Abstract
In a recent paper, 1 attention was called to the fact that, among rabbits living out of doors, the inorganic phosphorus of serum and the lipoid phosphorus of whole blood show wide variations with a high negative coefficient of correlation, −0.794 ± .09. The curve for inorganic phosphorus over a period of 12 months was almost a mirror image of the curve for lipoid phosphorus (Fig. 1).

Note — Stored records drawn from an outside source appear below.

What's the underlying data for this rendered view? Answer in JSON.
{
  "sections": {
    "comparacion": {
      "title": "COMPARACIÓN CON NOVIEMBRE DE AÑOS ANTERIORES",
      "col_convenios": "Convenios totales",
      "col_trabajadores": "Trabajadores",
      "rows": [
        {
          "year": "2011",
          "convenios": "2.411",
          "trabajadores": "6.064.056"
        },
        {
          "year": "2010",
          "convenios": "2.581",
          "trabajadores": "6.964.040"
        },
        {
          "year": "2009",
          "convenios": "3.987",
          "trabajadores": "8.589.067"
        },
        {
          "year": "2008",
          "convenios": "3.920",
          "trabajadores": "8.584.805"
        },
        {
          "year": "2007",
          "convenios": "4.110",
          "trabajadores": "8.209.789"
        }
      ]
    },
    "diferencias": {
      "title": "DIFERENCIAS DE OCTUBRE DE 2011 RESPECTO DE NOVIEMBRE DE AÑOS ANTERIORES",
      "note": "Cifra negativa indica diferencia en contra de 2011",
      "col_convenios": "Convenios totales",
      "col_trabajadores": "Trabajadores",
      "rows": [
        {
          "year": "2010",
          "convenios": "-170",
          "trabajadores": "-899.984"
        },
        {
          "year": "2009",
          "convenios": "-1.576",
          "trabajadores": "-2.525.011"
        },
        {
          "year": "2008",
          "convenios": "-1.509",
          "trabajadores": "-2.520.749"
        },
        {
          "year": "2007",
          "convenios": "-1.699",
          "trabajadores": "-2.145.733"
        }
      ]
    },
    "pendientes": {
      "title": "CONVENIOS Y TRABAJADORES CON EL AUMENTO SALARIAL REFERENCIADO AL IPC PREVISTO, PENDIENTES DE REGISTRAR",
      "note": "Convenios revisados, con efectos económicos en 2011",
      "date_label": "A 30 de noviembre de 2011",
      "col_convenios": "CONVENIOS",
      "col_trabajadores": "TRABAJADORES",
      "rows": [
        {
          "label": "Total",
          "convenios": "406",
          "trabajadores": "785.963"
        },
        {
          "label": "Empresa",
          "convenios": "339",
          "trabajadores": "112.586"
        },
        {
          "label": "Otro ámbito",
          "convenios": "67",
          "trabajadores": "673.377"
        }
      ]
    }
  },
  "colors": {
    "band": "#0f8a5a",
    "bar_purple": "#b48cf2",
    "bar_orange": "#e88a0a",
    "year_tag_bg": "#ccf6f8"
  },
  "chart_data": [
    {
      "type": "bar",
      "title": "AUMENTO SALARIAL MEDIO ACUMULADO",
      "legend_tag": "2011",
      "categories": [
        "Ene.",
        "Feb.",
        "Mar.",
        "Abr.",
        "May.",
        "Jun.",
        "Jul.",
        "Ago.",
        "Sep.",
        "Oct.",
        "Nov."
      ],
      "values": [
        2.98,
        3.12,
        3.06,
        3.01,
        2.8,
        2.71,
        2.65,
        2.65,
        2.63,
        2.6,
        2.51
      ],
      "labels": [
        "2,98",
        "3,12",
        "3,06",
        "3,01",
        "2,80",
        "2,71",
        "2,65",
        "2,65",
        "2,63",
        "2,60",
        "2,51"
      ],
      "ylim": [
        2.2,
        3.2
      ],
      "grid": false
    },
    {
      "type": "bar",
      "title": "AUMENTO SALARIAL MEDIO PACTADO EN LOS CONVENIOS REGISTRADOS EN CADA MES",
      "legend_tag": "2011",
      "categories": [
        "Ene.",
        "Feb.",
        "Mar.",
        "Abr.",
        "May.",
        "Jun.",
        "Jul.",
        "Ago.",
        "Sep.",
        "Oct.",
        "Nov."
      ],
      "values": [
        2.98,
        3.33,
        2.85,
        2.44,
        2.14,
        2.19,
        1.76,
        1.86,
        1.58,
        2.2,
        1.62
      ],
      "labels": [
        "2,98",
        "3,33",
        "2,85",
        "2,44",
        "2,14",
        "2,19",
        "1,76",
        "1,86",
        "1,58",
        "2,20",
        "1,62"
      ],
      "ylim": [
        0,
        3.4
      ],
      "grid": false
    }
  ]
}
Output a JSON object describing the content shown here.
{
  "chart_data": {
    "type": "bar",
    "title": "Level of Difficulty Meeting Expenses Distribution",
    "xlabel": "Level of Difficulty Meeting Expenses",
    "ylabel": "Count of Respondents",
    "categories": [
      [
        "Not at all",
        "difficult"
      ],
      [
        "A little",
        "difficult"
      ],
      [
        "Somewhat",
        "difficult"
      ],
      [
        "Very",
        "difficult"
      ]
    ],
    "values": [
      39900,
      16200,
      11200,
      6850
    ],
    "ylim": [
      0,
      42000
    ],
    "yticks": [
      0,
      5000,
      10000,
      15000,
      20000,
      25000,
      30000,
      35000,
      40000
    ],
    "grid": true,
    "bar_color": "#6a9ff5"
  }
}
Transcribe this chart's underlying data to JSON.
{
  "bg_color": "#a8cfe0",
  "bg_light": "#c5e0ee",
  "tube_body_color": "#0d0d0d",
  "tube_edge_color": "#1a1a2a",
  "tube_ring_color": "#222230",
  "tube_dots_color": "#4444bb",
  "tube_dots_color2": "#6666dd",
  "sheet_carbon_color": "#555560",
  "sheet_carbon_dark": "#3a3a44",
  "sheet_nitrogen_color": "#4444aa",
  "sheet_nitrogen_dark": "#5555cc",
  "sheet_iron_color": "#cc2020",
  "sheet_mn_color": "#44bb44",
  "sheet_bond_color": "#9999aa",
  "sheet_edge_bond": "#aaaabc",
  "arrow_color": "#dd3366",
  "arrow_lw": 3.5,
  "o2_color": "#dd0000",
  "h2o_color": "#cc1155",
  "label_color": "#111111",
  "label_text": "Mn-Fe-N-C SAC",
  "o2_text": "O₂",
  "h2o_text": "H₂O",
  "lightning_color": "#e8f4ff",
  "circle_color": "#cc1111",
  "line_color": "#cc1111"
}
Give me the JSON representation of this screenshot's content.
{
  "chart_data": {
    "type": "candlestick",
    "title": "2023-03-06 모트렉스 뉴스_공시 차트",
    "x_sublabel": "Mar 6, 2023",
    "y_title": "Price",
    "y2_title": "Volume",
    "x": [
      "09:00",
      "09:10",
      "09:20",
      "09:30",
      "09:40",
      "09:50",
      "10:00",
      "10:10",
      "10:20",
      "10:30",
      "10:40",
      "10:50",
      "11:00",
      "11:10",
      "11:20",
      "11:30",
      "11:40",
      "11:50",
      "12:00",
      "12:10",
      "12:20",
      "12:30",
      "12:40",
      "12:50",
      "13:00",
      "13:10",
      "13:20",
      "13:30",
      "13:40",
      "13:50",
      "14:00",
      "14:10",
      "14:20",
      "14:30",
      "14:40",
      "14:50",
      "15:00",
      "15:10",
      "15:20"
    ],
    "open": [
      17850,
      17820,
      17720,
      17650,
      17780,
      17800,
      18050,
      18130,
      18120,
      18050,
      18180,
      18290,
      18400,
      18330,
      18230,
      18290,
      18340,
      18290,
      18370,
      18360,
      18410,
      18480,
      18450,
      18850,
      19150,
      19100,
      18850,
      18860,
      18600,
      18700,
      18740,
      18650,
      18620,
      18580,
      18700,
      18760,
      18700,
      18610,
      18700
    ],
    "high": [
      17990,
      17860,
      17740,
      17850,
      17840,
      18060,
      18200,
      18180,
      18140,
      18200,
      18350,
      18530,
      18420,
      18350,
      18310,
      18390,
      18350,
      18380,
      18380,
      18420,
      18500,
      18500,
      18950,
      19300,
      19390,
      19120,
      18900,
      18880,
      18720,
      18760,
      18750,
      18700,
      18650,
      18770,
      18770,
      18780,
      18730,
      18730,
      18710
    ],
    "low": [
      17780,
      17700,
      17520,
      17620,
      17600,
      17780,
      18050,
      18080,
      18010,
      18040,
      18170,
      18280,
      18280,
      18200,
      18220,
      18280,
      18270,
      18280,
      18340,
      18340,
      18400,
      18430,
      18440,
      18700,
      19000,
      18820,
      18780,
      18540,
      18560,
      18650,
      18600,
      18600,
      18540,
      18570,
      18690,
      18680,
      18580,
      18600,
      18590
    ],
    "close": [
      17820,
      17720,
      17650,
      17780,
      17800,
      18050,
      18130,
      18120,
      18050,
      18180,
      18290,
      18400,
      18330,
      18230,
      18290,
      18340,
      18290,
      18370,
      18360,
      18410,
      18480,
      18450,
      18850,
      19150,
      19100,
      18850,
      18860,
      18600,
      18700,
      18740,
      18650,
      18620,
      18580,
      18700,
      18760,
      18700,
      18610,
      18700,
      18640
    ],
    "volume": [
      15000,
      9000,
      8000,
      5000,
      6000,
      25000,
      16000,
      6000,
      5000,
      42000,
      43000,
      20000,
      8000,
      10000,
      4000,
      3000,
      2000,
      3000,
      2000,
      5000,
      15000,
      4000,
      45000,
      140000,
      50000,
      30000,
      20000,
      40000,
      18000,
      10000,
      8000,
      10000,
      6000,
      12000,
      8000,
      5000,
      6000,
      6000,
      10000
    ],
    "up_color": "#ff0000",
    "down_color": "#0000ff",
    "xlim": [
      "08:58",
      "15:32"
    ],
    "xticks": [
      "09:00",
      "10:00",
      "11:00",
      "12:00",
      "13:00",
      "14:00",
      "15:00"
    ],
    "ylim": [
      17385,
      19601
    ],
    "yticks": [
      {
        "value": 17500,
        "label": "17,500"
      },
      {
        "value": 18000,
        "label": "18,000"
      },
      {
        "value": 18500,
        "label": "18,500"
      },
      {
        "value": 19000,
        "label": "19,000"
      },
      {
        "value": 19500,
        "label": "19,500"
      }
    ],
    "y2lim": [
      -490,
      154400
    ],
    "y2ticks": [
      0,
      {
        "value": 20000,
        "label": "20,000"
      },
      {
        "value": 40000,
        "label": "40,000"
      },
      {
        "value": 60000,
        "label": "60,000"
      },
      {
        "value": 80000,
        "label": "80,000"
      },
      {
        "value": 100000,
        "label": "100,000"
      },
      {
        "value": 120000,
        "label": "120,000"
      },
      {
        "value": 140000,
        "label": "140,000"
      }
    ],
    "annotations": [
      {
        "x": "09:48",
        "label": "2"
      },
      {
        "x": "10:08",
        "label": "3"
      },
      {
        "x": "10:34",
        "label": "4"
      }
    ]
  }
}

Additional experiments were performed for the purpose of testing the influence of light on this relation. Inorganic phosphorus of serum and lipoid phosphorus of whole blood were studied on 4 groups of rabbits, one of which was kept in the open laboratory, another was exposed continually to Cooper Hewitt light, and the 2 other groups were kept in the dark; one of these was irradiated for one hour daily with a quartz-mercury are lamp at a distance of 4.5 meters. The observations covered a period of 4 months.
The irradiated animals showed a high inorganic and a low lipoid phosphorus while the 3 other groups showed a lower inorganic and a higher lipoid phosphorus. But, the variations were such that, in all cases, the sum of the mean values for inorganic and lipoid phosphorus were nearly constant.
The correlation coefficients were negative in all cases but were of a low order for all except the ultra-violet group.
Of the 6 groups of animals in which the relation between inorganic and lipoid phosphorus has been studied, all have shown evidence of an inverse relation with a tendency to maintain a constant sum of the 2 forms. In only 2 cases, however, has the relation been sufficiently close to give a correlation coefficient of a high order; animals exposed to unfiltered sunlight and those irradiated with the quartz-mercury are gave high coefficients, while with others the correlation was low.